By Colleen Chen, NEWS 9
OKLAHOMA CITY -- Oklahoma cattle producers are bracing for the winter storm, which could prove to be more difficult than the Christmas Eve blizzard, especially after calving season has started for many producers, and new calves are vulnerable to extreme cold and ice.
"When you've got a wind chill plus ice and all that, it doesn't take long for a calf to die. It's about 15 minutes," said herdsman Mick Douglas, Express Ranches in Yukon.
Douglas checks on the pregnant cows every two hours but said he will step up efforts during the freeze.
"Since January 1, we've had about 500 calves born and we've got a lot more to do," said Vice President of Operations Kevin Hafner.

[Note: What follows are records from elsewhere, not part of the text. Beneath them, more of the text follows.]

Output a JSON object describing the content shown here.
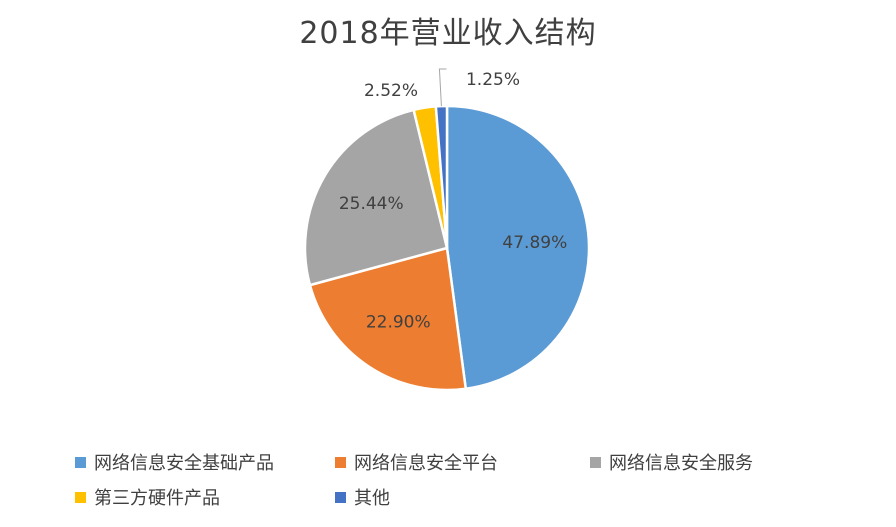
{
  "chart_data": {
    "type": "pie",
    "title": "2018年营业收入结构",
    "slices": [
      {
        "name": "网络信息安全基础产品",
        "value": 47.89,
        "label": "47.89%",
        "color": "#5b9bd5"
      },
      {
        "name": "网络信息安全平台",
        "value": 22.9,
        "label": "22.90%",
        "color": "#ed7d31"
      },
      {
        "name": "网络信息安全服务",
        "value": 25.44,
        "label": "25.44%",
        "color": "#a5a5a5"
      },
      {
        "name": "第三方硬件产品",
        "value": 2.52,
        "label": "2.52%",
        "color": "#ffc000"
      },
      {
        "name": "其他",
        "value": 1.25,
        "label": "1.25%",
        "color": "#4472c4"
      }
    ],
    "legend_position": "bottom"
  }
}
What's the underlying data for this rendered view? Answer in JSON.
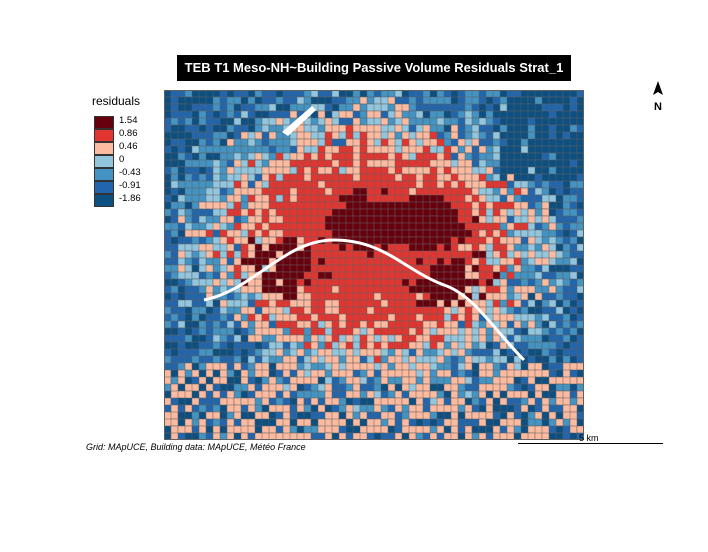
{
  "title": "TEB T1 Meso-NH~Building Passive Volume Residuals Strat_1",
  "legend": {
    "title": "residuals",
    "classes": [
      {
        "label": "1.54",
        "color": "#67000d"
      },
      {
        "label": "0.86",
        "color": "#e03530"
      },
      {
        "label": "0.46",
        "color": "#fcbba1"
      },
      {
        "label": "0",
        "color": "#92c5de"
      },
      {
        "label": "-0.43",
        "color": "#4393c3"
      },
      {
        "label": "-0.91",
        "color": "#2166ac"
      },
      {
        "label": "-1.86",
        "color": "#0c4f80"
      }
    ]
  },
  "north_arrow": {
    "label": "N"
  },
  "scale_bar": {
    "label": "5 km"
  },
  "credits": "Grid: MApUCE, Building data: MApUCE, Météo France",
  "colors": {
    "border": "#606060",
    "river": "#ffffff"
  }
}
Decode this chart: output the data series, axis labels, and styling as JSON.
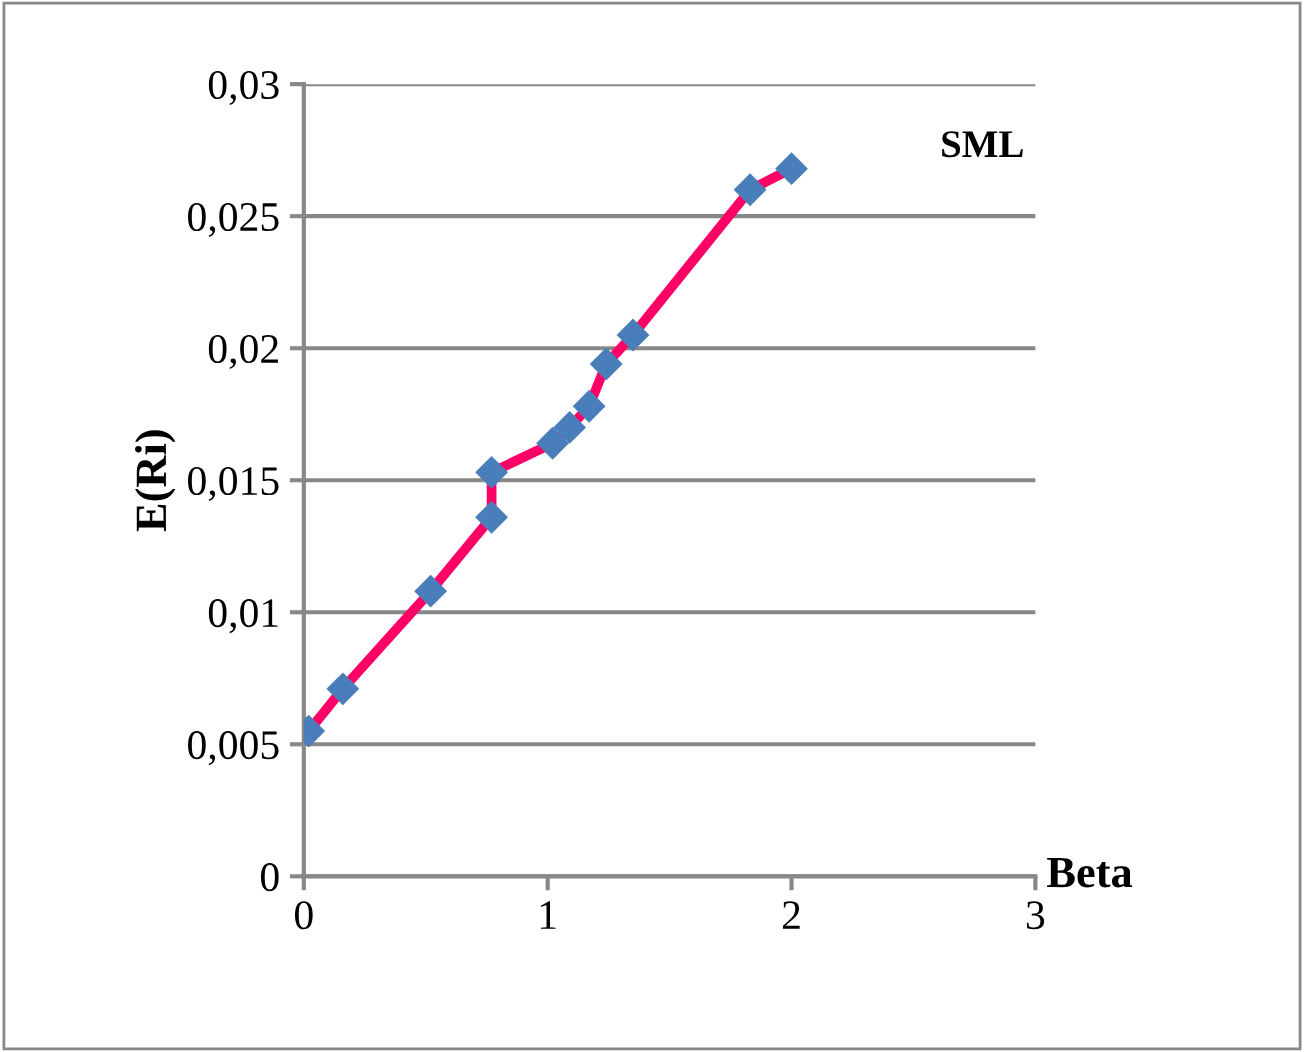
{
  "chart_data": {
    "type": "line",
    "xlabel": "Beta",
    "ylabel": "E(Ri)",
    "x": [
      0.02,
      0.16,
      0.52,
      0.77,
      0.77,
      1.02,
      1.09,
      1.17,
      1.24,
      1.35,
      1.83,
      2.0
    ],
    "series": [
      {
        "name": "SML",
        "color": "#ff0066",
        "colors": [
          "#4a7ebb",
          "#4a7ebb",
          "#4a7ebb",
          "#4a7ebb",
          "#4a7ebb",
          "#4a7ebb",
          "#4a7ebb",
          "#4a7ebb",
          "#4a7ebb",
          "#4a7ebb",
          "#4a7ebb",
          "#4a7ebb"
        ],
        "values": [
          0.0055,
          0.0071,
          0.0108,
          0.0136,
          0.0153,
          0.0164,
          0.017,
          0.0178,
          0.0194,
          0.0205,
          0.026,
          0.0268
        ]
      }
    ],
    "xlim": [
      0,
      3
    ],
    "xticks": [
      0,
      1,
      2,
      3
    ],
    "ylim": [
      0,
      0.03
    ],
    "yticks": [
      0,
      {
        "value": 0.005,
        "label": "0,005"
      },
      {
        "value": 0.01,
        "label": "0,01"
      },
      {
        "value": 0.015,
        "label": "0,015"
      },
      {
        "value": 0.02,
        "label": "0,02"
      },
      {
        "value": 0.025,
        "label": "0,025"
      },
      {
        "value": 0.03,
        "label": "0,03"
      }
    ],
    "grid": "y",
    "marker": "diamond",
    "line_style": "solid",
    "legend": false
  }
}
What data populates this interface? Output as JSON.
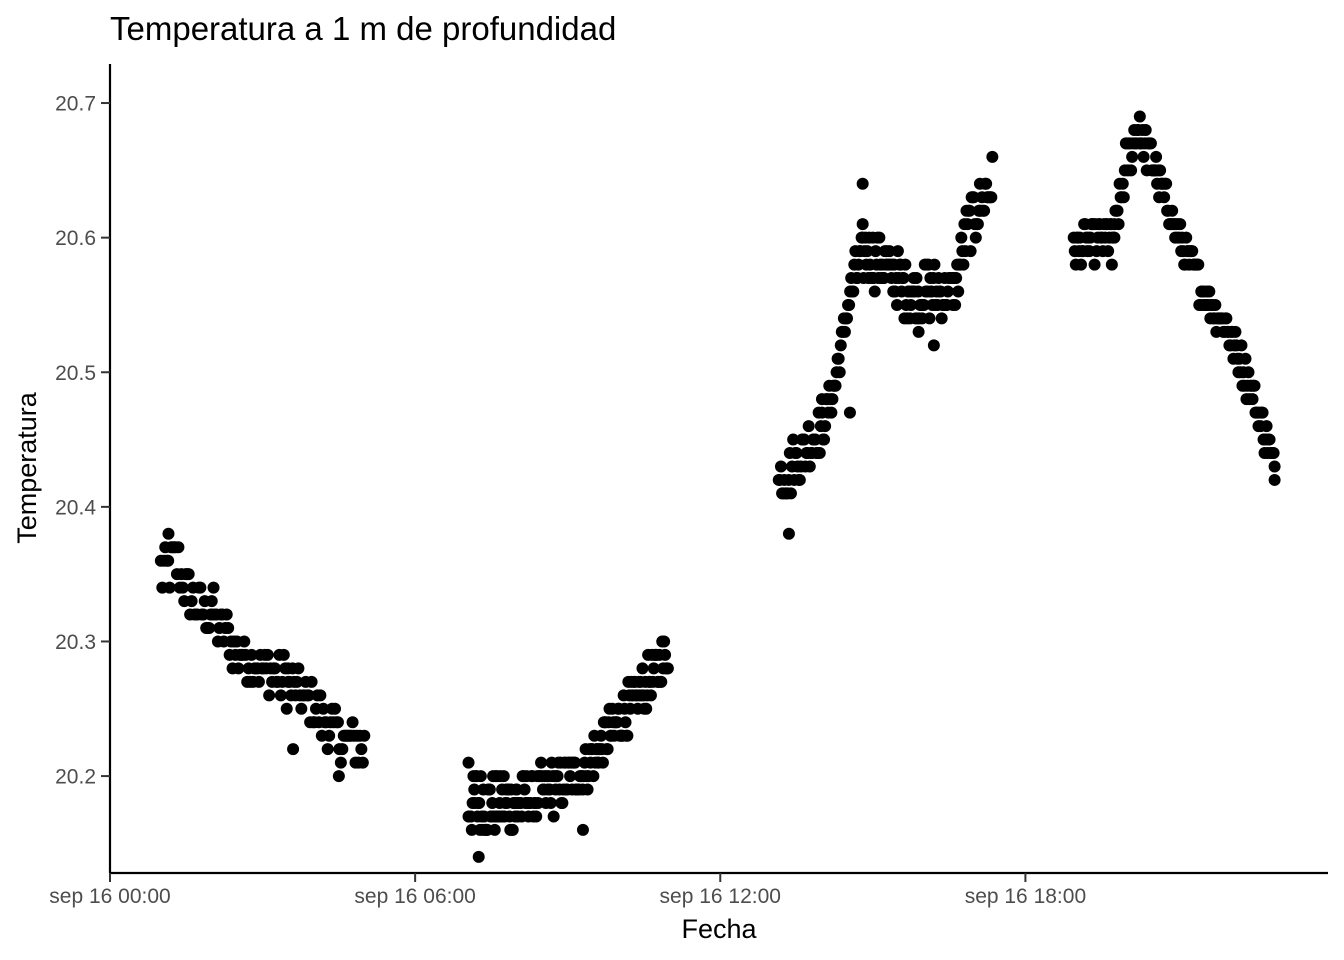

Both Douglas and Hafner said as long as they can get the newborn calves dried off quickly, they should be okay.
"It's that first hour of trying to get them dried off to keep them from losing ears and us from losing calves to freeze," Douglas said.
However, concerns are growing about the possibility of losing power. The 20 wells that water Express Ranches in Yukon need electricity to run. Wednesday, workers tested the eight generators that will be used as backup should power go out.
"It's going to be a balancing act to see to get water to everything if we do lose power. Power is the biggest concern. When you lose power, you lose efficiency," Hafner said.
While Express Ranches is preparing for the winter blast and are concerned about the ice, they said it will be a more difficult situation for smaller operations if the storm hits as hard as expected.